The Student News Site of Fitchburg State University

The Point

The Student News Site of Fitchburg State University

The Point

    Enlighten Yourself With Banned Books

    Abhi Sharma

    By Alexa Nogueira

    The Fitchburg State University library recently observed Banned Books Week, an annual event that occurs in the final week of September to celebrate the freedom to read. In honor of the event, Library Assistant Jodie Lawton created a display that featured several banned books and the reasons behind their bans.

    “I’m very fascinated by the reasons why the books became banned in the first place,” said Lawton. “I think they’re very humorous and also kind of silly, so that’s why I enjoy putting together the Banned Book display.”

    Most of the banned books contain subjects or themes that coincide with varying social issues. In the past, books like “Harry Potter” and “Lord of the Rings” were banned due to their supernatural themes, whereas “To Kill a Mockingbird” and “I Know Why the Caged Bird Sings” were banned because they contend with racism. In more recent years, books featuring LGBT themes have been banned.

    Although books are banned on a case by case basis in individual libraries, the American Library Association has a Bill of Rights that provides “a framework for understanding how to respond when there are challenges to books,” said Dean of the Library Jacalyn Kremer.

    The first item on the American Library Association’s “Library Bill of Rights” is “Books and other library resources should be provided for the interest, information, and enlightenment of all people of the community the library serves.

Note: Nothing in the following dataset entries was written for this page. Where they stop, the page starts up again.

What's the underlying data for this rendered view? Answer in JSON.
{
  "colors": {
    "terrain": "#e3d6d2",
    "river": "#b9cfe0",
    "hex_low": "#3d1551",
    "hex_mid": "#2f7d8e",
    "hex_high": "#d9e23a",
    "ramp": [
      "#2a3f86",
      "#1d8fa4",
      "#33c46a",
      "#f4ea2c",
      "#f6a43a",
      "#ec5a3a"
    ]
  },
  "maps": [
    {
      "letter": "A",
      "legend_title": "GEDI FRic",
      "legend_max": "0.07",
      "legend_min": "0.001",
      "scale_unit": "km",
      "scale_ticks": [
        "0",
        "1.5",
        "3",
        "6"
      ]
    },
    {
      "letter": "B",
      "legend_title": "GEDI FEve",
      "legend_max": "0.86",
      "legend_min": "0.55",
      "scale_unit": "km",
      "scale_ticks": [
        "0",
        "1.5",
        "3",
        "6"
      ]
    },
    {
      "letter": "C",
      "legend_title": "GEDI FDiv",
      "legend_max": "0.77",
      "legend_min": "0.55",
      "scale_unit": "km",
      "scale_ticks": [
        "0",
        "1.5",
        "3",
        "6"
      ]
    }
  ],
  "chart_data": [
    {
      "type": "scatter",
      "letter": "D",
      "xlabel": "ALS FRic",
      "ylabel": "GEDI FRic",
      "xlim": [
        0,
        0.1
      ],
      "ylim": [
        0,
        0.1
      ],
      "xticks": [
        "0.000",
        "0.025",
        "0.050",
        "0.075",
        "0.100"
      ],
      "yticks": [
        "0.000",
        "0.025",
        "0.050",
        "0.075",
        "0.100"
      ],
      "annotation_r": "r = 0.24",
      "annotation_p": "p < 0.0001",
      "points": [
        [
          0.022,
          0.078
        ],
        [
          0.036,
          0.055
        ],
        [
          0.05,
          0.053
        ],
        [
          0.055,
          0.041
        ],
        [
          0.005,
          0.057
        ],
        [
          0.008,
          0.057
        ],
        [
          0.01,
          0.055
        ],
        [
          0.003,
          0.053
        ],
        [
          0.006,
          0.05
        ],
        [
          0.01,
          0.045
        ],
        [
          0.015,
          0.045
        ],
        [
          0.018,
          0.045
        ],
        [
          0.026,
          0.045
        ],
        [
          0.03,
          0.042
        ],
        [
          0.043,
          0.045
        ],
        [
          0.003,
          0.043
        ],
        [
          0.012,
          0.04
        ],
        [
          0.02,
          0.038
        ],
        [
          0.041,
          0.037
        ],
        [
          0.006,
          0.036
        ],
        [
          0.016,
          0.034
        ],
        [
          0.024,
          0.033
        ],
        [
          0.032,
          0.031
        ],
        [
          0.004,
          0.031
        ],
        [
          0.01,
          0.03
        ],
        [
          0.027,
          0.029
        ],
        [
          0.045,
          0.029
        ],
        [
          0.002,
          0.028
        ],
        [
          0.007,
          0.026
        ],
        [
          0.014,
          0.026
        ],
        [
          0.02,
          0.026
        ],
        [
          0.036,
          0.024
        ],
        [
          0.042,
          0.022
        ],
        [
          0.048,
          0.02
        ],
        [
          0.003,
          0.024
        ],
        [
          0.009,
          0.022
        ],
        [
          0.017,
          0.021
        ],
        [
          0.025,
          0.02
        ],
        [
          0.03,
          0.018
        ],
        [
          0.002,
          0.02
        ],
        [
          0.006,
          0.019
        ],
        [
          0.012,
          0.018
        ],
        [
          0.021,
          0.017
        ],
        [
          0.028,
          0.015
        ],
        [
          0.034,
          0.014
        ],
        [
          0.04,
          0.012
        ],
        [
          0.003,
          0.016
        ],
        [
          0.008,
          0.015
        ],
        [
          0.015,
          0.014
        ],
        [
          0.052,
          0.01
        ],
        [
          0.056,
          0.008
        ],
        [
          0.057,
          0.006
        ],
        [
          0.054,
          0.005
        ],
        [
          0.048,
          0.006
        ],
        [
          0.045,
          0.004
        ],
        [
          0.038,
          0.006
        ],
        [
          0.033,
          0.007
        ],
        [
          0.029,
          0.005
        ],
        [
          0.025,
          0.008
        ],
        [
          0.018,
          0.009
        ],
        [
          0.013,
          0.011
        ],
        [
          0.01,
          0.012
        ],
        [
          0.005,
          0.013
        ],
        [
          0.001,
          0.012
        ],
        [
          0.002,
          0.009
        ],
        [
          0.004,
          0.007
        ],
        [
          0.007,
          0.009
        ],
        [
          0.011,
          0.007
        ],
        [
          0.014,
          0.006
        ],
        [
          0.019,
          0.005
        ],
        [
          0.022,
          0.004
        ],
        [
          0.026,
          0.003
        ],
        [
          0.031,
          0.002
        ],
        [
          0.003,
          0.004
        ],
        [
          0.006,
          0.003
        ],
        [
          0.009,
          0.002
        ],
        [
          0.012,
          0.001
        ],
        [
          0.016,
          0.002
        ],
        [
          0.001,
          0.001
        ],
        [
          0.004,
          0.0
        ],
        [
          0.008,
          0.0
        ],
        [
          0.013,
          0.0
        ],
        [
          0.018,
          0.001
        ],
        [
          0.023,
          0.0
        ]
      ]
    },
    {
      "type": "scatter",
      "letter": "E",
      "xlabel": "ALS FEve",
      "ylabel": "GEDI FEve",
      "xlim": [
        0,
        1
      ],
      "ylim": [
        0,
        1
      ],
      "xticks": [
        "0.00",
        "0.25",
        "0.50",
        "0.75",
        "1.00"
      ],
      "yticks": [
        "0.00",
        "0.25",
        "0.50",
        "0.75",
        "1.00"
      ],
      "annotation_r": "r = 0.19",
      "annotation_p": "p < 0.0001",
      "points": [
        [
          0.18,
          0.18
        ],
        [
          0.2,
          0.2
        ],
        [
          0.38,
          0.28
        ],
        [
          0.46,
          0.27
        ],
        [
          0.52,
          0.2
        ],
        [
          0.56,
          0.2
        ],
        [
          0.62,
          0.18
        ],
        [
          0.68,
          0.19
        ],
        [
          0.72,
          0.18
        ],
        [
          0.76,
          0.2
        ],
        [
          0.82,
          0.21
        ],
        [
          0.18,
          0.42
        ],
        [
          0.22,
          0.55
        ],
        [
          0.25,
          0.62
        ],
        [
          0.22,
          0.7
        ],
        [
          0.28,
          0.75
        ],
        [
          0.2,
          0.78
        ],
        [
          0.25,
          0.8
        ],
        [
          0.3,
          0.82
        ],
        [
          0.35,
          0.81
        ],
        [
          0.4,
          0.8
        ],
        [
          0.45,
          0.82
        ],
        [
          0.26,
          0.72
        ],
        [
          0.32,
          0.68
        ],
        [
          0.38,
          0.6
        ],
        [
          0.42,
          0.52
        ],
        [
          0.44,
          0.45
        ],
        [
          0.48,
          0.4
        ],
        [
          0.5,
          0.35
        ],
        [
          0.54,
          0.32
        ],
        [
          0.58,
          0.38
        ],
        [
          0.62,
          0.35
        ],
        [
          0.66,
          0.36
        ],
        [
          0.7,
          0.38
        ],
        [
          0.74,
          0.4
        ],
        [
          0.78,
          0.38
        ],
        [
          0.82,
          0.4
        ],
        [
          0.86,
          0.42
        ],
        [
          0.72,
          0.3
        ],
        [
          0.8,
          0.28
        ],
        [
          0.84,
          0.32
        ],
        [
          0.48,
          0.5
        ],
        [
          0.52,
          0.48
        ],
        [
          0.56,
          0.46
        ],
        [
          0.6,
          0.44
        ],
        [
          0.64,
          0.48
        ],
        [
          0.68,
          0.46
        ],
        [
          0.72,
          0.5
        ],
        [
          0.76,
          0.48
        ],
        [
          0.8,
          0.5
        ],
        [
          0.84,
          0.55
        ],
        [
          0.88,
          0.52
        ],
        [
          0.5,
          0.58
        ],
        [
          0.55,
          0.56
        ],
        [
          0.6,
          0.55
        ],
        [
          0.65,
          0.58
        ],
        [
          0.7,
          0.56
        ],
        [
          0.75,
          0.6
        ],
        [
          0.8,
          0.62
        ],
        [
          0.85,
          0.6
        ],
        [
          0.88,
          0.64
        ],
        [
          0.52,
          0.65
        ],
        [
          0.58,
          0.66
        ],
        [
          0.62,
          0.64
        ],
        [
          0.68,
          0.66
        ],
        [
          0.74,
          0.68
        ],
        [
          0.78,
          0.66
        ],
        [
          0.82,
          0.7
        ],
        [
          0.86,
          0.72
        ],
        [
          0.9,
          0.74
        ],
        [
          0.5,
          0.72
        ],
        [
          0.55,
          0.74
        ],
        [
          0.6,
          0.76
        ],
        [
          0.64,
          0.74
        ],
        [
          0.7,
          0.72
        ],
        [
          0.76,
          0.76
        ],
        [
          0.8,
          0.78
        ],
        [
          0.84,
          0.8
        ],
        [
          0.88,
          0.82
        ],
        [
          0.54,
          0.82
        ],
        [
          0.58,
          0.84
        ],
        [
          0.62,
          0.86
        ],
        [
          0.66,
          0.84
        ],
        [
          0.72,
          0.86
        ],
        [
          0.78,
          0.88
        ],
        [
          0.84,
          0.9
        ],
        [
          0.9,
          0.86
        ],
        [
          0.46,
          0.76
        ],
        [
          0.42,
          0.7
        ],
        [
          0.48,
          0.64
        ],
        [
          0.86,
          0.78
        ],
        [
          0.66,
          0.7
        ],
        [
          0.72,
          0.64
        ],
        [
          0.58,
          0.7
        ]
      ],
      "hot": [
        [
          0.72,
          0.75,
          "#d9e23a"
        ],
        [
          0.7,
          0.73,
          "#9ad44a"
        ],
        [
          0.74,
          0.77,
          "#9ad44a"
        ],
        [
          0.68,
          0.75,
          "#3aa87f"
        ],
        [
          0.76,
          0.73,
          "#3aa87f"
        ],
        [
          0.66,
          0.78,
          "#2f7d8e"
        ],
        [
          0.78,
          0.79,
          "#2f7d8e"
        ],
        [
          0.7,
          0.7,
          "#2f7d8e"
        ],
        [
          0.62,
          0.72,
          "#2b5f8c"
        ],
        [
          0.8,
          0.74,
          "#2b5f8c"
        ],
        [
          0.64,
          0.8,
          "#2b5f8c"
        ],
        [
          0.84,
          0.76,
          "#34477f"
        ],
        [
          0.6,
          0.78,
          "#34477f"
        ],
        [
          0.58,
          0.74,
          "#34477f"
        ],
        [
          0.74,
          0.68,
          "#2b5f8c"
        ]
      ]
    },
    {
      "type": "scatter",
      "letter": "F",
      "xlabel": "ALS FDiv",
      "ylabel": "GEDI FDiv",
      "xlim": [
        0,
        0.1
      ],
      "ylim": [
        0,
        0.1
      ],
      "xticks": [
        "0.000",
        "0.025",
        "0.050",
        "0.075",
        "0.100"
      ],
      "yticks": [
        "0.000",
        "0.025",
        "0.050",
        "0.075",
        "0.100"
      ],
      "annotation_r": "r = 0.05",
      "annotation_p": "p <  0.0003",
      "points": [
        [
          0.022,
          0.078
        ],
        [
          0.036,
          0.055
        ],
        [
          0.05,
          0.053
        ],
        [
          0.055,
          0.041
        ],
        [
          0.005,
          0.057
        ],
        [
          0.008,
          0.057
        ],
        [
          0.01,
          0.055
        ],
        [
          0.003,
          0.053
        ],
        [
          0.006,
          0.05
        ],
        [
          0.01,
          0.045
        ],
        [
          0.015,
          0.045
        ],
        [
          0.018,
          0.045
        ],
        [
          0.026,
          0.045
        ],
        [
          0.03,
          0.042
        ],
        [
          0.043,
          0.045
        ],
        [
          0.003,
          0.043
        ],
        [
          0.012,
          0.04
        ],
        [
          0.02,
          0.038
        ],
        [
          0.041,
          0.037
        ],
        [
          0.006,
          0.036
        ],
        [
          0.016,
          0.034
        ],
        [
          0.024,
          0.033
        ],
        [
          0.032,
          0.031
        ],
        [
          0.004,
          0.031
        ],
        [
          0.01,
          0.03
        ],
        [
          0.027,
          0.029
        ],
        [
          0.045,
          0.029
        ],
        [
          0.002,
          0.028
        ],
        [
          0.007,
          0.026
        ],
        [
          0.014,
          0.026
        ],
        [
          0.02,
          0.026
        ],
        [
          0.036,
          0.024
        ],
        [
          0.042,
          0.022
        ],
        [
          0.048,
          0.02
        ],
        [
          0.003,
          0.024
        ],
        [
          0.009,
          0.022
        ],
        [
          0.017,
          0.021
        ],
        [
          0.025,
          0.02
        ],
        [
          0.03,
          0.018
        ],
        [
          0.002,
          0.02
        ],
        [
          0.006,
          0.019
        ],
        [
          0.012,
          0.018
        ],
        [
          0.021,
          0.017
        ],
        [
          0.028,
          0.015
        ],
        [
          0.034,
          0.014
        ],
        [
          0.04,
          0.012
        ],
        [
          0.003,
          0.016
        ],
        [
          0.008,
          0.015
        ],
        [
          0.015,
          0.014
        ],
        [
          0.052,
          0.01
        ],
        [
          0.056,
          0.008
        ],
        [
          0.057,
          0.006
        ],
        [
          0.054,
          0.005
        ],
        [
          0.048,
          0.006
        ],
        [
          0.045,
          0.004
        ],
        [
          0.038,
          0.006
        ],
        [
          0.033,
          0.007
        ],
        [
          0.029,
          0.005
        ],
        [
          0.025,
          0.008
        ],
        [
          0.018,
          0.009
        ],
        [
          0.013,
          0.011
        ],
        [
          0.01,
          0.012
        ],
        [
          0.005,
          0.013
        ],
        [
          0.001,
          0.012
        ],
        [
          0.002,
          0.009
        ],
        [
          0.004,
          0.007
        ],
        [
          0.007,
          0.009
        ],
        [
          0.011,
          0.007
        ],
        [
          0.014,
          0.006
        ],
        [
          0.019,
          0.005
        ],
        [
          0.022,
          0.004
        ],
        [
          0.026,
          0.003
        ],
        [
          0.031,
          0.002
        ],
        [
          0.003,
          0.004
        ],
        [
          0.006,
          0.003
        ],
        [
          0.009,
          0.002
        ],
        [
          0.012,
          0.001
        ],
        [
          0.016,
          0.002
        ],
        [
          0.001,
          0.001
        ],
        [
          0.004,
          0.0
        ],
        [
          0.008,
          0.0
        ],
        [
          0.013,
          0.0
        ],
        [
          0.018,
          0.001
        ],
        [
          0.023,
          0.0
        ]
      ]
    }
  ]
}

Materials should not be excluded because of the origin, background, or views of those contributing to their creation.” But even so, books still end up banned today, “often under the guise of protecting students—protecting children,” said Kremer.

    Although academic libraries like the Amelia V. Gallucci-Cirio library rarely have books get challenged or banned, students can still exercise their freedom to read and combat censorship of ideas by engaging with challenging literature.

    “I would just love it if students walked away with actually wanting to read some of these books and check them out,” said Kremer.